Herkese merhaba. Bu bölümü atmaya yüzüm yoktu gerçekten burayı o kadar boşladım ki... Tüm samimiyetimle sizden özür diliyorum. Bu bölümü yazdıktan hemen sonra diğerini yazacağım bir kaç güne gelir yani yeni bölüm. Onu da özür olarak kabul edin lütfen. Psikolojik ve sağlık durumuyla sıkıntılar yaşadım ve buranın varlığını unuttum. Şu an iyiyim ve hemen işe koyuldum. Destek olmak için yorum ve vote'ları eksik etmeyin lütfen. Beni gerçekten mutlu ediyor. Ve eğer cidden beğeniyorsanız bu hikayeyi lütfen arkadaşlarınızla paylaşın. Sizleri seviyorum, iyi okumalar :]
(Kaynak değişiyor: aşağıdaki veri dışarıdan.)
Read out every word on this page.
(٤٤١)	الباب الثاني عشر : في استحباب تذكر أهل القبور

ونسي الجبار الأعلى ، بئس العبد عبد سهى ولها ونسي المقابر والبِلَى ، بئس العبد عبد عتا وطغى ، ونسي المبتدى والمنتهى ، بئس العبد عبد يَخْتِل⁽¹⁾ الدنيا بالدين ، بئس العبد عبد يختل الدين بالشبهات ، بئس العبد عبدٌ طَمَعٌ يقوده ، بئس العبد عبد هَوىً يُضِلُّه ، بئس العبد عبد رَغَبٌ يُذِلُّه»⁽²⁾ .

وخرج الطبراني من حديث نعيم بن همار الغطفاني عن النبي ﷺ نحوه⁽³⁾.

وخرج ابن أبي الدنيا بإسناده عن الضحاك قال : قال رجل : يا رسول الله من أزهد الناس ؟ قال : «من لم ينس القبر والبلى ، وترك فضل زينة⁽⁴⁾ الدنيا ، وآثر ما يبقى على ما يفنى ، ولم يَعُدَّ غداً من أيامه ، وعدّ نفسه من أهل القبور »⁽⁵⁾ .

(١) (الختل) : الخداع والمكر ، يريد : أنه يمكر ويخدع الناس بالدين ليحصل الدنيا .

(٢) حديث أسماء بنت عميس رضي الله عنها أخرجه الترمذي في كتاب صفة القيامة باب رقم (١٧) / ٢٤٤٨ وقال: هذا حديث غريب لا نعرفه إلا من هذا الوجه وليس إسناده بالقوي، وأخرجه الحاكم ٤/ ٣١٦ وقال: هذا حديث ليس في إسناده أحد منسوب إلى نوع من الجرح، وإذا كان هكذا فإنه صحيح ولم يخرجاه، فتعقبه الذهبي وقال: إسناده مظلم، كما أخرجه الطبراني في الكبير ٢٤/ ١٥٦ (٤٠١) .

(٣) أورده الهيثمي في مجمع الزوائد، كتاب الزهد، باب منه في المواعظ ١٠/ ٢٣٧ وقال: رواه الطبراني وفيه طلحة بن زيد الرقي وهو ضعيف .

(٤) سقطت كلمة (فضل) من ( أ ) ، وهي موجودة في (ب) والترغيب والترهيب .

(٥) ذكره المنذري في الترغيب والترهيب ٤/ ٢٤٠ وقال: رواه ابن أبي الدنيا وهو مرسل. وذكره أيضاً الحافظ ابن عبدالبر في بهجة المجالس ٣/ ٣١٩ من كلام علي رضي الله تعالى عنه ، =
Dae Hyun, çalışma masasında genleşerek saate baktı. 03:37. Young Jae hala uyanmamıştı, onu bekliyordu.
"Solitary, Young Jae'nin odasını iyi gözlüyorsun değil mi? Ses sistemini kapattın değil mi?
"Evet efendim, odadaki tüm ses sistemini kapattım. Biraz terliyor ve nefes alış verişleri hızlandı. Kabus görüyor olma ihtimali oldukça yüksek."
"Onu uyandırmalı mıyım?"
"Siz bilirsiniz efendim."
"Tamam gidip bir bakayım." diye mırıldandıktan sonra deri koltuktan kalktı ve aşağı kata inip Young Jae'nin odasının önüne geldi.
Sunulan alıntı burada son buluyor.